Seseorang seharusnya mengucapkan hanya ucapan yang menyenangkan, ucapan yang disambut dengan gembira. Ketika diucapkan tidak membawa keburukan, apa yang diucapkan adalah menyenangkan bagi orang lain”. (Saṁyutta Nikāya, 2010 : 287)

Ada 4 faktor untuk dapat disebut berdusta, yaitu:

  1. Ada sesuatu yang tidak benar.
  2. Mempunyai pikiran untuk berdusta.
  3. Berusaha berdusta.
  4. Pihak lain mempercayainya.

Penerapan sila ke-4 dalam kehidupan sehari-hari ialah dengan menghindari perkataan dusta dan berusaha untuk berbicara dengan benar dan gembira. Suatu perkataan sebaiknya mengandung makna dan bermanfaat, sehingga orang yang mendengar merasa senang dengan ucapan kita. Berbicara benar dalam hidup bermasyarakat akan menciptakan suasana yang tenang, karena tidak ada kebohongan di antara semuanya.

Akibat dari melanggar sila ke-4 adalah sebagai berikut:

  • Bicaranya tidak jelas.
  • Giginya jelek dan tidak rata/rapi.
  • Mulutnya berbau busuk.
  • Perawakannya tidak normal, terlalu gemuk atau kurus, terlalu tinggi atau pendek.
  • Sorot matanya tidak wajar.
  • Perkataannya tidak dipercaya oleh orang-orang terdekat atau bawahannya.

 

5. Surāmeraya Majjapamādaṭṭhānā Veramaṇi Sikkhāpadaṁ Samādiyāmi

Aku bertekad akan melatih diri menghindari minuman keras yang dapat melemahkan kesadaran. Seseorang yang melanggar sila kelima ini dan akhirnya kehilangan kesadaran bisa mengakibatkan hilangnya kendali atas pikiran, ucapan, dan perbuatan, sehingga tanpa sadar melakukan hal yang dapat mendatangkan karma buruk.

Ada 3 faktor untuk dapat disebut mabuk-mabukkan, yaitu:

  • Ada sesuatu yang membuat nekat, mabuk, tak sadarkan diri, yang menjadi dasar kelengahan dan kecerobohan.
  • Mempunyai keinginan untuk menggunakannya.
  • Timbul gejala mabuk atau sudah menggunakan (meminumnya) hingga masuk kerongkongan.
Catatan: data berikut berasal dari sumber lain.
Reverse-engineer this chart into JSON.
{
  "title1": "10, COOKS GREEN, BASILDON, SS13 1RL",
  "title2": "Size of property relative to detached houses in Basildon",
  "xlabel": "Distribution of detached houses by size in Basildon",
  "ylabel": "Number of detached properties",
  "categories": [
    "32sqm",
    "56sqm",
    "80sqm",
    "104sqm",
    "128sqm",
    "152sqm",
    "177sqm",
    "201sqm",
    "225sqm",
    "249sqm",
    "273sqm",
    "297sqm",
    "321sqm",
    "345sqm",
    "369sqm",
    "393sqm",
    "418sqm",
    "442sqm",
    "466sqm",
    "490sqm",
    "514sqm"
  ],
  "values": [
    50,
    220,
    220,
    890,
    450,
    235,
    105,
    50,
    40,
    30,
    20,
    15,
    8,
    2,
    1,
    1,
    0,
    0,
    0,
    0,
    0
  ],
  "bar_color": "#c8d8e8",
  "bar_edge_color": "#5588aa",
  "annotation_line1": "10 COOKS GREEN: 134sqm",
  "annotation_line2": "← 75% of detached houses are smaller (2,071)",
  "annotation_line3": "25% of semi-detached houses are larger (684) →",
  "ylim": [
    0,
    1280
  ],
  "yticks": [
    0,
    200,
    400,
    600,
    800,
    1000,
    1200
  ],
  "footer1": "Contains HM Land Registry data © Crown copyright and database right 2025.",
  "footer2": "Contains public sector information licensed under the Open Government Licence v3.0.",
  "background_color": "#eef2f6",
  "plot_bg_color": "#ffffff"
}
Penerapan dalam kehidupan sehari-hari ialah dengan melatih kesadaran kita terhadap segala hal yang dapat memperlemah pengendalian diri dan kewaspadaan. Berupayalah untuk mengontrol pikiran secara benar dan selalu waspada terhadap segala tindakan yang kita perbuat. Seperti contohnya menghindari minum minuman berakohol yang dapat membuat kesadaran kita melemah.

Akibat dari melanggar sila ke-5:

Buddha telah menekankan dalam Anguttara Nikaya dan Sutta Pittaka tentang besarnya akibat negatif yang ditimbulkan dari keadaan mabuk, yaitu:

 

“Duhai para Bhikkhu, peminum minuman keras secara berlebihan dan terus-menerus niscaya dapat  menyeret seseorang ke dalam alam neraka dan alam binatang. Akibat paling ringan ditanggung oleh mereka yang karena kebajikan lain, terlahirkan sebagai manusia, ialah menjadi orang yang memiliki kelainan jiwa/gila”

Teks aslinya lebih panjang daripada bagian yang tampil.